Reputation: 17
I have apache nutch 1.7 and Elasticsearch 1.4.4 on aws ec2 ubuntu instance. I crawled data using Nutch but how we can index data using elasticsearch? No official documentation is available related to it.
Upvotes: 0
Views: 1686
Reputation: 270
In your nutch-site.xml add the following properties:
<property>
<name>plugin.includes</name>
<value>protocol-http|urlfilter-regex|parse-(html|tika)|index-(basic|anchor)|indexer-elastic|scoring-opic|urlnormalizer-(pass|regex|basic)</value>
</property>
The above would would make elasticsearch as the indexer. Following is specifying the host of elasticsearch
<property>
<name>elastic.host</name>
<value>localhost</value>
</property>
The other optional properties you can set are elastic.port, elastic.cluster, etc.
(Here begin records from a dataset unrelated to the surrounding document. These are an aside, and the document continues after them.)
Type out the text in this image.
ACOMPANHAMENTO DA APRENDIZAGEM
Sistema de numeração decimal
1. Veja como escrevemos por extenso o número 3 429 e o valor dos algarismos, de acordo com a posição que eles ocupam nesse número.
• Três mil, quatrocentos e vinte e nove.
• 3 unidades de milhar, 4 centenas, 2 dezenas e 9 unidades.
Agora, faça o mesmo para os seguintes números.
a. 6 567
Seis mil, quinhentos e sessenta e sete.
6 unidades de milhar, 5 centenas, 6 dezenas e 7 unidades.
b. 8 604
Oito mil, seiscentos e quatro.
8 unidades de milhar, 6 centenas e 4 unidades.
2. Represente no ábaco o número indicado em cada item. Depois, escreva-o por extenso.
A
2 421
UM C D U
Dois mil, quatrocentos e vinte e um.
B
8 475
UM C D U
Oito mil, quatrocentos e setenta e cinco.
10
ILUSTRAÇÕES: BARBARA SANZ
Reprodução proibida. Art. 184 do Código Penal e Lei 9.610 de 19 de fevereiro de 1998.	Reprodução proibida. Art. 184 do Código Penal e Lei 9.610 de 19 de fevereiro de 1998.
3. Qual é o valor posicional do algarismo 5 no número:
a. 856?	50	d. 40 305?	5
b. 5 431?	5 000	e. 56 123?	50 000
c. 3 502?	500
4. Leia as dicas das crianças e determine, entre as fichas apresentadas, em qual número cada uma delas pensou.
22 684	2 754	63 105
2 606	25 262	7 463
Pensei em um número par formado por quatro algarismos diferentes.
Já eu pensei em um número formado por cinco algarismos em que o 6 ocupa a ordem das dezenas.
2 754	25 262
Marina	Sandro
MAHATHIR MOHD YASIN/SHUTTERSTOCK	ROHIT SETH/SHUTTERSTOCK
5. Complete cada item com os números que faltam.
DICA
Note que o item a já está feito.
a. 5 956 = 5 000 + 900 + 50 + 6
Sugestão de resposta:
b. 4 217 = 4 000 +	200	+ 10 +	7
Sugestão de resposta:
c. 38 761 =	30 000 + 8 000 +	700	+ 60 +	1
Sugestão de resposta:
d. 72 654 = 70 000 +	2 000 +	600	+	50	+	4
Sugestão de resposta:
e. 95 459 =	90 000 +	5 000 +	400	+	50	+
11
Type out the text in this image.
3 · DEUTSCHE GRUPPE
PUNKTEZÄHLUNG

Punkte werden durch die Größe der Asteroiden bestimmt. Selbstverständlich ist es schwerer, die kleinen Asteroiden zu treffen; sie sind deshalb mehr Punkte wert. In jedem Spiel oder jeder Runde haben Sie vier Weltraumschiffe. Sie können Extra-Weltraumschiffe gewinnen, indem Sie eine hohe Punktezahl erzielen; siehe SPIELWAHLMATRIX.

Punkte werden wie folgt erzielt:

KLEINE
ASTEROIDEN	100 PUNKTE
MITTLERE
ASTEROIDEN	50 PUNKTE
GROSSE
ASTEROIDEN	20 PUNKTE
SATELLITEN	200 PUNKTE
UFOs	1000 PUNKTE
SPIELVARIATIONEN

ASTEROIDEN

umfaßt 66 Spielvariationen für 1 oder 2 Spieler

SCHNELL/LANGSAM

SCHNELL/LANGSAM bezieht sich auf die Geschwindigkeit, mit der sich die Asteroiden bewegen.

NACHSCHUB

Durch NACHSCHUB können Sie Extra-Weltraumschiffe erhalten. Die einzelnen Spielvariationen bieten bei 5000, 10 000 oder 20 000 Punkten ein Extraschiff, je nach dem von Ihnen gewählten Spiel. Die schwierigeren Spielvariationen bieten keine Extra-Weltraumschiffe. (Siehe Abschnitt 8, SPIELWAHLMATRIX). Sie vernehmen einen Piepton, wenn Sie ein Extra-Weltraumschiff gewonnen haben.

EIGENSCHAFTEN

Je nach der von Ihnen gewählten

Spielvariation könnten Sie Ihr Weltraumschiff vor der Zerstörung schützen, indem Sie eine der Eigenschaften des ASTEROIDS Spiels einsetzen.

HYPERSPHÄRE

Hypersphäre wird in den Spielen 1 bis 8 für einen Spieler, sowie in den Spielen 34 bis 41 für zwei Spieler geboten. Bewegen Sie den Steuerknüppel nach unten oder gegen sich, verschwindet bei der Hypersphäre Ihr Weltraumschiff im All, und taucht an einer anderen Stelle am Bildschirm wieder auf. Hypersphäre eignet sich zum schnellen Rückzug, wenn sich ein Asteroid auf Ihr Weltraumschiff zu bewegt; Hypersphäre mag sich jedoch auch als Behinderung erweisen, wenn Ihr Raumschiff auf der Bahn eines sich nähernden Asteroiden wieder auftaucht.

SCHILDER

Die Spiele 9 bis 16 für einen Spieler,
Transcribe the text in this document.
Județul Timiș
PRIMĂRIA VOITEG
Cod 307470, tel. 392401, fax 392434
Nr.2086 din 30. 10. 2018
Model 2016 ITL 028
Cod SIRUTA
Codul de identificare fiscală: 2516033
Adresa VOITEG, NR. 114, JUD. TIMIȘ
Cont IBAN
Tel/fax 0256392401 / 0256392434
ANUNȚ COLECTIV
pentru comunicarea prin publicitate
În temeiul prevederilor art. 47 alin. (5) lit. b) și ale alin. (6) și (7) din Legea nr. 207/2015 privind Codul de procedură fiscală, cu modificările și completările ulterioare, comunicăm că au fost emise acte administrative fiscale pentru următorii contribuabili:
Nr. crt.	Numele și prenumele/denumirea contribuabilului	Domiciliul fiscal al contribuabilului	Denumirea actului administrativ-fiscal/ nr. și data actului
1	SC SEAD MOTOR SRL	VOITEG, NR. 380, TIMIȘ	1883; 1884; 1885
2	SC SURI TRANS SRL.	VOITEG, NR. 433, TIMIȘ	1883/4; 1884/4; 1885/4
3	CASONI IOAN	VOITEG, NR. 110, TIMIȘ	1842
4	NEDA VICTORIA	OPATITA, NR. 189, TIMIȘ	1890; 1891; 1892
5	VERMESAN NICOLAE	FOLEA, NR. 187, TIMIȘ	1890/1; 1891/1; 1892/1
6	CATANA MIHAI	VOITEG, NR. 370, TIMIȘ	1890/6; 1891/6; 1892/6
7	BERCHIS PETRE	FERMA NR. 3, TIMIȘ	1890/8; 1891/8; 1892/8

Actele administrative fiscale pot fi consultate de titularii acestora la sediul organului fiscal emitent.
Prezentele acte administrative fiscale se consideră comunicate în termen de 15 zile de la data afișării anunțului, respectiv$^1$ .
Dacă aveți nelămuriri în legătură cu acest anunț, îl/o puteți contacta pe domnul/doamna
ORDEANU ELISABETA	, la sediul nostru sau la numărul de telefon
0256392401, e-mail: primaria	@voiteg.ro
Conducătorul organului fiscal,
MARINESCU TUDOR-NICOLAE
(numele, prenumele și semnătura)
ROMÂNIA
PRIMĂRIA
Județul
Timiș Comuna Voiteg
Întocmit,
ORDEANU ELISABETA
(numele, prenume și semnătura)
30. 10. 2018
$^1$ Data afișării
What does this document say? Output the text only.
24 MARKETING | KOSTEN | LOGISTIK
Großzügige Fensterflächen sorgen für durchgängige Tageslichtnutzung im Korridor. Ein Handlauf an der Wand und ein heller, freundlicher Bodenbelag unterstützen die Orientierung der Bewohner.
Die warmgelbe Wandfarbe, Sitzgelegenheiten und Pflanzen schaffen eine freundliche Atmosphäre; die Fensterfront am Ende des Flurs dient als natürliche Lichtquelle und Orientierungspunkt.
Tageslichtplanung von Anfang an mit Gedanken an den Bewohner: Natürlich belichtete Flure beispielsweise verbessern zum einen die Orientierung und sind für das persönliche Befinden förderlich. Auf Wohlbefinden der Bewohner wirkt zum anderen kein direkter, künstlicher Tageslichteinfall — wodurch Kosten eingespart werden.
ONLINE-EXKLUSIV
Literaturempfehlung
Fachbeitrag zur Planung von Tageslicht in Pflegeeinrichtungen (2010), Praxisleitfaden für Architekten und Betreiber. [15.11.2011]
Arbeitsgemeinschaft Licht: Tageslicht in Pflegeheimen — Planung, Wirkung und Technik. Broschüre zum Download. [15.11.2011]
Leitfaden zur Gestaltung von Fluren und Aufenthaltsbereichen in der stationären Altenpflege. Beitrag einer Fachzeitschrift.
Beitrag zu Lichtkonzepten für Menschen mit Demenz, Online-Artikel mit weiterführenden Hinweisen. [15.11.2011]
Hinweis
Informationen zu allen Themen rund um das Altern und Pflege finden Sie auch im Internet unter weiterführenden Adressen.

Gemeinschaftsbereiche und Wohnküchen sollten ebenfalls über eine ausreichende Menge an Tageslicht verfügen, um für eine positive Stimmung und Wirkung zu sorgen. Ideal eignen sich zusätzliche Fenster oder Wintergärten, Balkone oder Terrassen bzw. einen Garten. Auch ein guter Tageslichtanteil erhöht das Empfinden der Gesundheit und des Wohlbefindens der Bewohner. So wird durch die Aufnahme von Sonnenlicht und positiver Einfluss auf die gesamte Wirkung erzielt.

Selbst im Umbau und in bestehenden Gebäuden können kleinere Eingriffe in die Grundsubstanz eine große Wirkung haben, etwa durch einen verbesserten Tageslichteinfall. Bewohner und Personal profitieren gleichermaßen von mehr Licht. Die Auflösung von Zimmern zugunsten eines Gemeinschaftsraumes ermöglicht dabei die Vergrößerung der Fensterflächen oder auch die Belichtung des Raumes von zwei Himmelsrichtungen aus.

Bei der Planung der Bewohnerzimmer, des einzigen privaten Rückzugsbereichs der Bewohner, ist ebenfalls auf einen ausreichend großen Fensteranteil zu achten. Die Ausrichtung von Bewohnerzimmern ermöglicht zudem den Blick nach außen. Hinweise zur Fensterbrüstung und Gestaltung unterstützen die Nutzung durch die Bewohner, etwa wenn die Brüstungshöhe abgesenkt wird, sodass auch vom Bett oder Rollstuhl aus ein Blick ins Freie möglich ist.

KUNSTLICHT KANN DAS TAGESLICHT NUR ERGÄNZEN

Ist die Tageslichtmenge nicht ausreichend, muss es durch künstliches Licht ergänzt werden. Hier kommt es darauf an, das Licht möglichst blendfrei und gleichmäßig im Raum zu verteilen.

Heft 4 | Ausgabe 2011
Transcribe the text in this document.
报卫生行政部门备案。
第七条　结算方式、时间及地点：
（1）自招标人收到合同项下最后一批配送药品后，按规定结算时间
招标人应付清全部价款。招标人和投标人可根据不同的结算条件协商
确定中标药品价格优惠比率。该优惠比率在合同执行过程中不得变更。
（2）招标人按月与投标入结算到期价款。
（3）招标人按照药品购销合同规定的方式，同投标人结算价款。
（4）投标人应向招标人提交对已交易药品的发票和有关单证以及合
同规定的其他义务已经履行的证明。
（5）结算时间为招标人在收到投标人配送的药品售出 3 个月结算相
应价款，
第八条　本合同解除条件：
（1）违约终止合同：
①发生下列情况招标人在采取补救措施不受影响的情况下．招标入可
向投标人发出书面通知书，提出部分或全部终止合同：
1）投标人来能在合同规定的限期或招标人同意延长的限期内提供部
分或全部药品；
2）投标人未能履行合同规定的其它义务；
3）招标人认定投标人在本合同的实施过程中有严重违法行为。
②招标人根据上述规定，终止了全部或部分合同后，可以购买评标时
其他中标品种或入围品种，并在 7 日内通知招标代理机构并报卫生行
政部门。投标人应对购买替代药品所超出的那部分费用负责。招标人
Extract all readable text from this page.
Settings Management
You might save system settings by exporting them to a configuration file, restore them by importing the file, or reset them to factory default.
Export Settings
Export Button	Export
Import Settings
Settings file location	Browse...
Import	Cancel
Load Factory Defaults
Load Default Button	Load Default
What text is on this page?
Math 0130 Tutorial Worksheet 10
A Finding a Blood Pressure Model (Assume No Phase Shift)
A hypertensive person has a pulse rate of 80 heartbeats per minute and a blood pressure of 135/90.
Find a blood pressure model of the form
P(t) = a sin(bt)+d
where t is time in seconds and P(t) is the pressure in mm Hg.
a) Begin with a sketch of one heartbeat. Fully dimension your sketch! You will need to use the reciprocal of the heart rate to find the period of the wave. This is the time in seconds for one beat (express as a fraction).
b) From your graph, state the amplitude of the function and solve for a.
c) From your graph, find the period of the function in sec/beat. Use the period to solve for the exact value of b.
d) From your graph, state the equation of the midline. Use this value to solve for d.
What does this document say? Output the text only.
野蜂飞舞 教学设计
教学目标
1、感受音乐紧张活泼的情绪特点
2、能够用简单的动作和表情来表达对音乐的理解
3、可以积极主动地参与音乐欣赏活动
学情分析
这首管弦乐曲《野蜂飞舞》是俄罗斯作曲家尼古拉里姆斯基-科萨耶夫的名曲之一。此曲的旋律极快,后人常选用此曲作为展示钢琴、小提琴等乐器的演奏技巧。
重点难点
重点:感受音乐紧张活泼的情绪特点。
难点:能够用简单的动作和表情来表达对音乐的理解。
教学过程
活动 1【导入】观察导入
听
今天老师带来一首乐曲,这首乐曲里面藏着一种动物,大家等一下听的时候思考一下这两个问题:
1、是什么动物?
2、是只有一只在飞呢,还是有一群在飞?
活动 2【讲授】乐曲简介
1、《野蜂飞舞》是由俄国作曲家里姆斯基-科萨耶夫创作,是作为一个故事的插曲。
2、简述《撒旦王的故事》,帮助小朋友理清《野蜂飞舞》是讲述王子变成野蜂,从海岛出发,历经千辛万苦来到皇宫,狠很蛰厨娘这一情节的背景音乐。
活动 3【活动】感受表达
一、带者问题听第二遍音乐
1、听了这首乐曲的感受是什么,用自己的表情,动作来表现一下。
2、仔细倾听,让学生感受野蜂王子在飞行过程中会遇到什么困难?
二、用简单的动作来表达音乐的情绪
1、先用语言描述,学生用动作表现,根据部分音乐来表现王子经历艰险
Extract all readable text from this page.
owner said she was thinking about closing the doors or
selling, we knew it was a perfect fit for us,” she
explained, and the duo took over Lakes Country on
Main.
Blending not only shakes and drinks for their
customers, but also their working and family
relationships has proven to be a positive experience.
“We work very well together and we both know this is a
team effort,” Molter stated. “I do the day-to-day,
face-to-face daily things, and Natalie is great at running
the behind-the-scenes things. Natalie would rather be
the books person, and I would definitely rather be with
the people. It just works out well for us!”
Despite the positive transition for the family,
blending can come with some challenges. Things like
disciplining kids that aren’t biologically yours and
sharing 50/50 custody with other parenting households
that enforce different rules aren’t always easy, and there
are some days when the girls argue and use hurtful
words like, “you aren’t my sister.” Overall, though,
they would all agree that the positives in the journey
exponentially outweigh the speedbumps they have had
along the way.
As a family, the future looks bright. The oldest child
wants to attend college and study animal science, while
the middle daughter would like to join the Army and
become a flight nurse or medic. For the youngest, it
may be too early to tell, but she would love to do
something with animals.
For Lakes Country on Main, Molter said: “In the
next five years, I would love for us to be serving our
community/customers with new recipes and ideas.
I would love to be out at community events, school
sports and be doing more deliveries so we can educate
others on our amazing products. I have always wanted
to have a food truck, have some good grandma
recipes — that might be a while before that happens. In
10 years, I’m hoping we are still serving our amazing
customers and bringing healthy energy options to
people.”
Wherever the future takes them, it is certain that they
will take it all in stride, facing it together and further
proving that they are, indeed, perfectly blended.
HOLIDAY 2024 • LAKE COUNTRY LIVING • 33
Now you specified that you have already crawled the data and now want to index it, so you can use the
./bin/nutch index <crawldb> -dir <segment_dir>
This would index all the crawled data residing in the segments. The you can check your elasticsearch index for the documents.
Upvotes: 1
Reputation: 782
Enable elasticsearch indexer in the configuration. add the elastic-indexer to the plugin linclude property list. see below:
<property>
<name>plugin.includes</name>
<value>protocol-http|urlfilter-regex|parse-(html|tika)|index-(basic|anchor)|indexer-elastic|scoring-opic|urlnormalizer-(pass|regex|basic)</value>
</property>
Upvotes: 1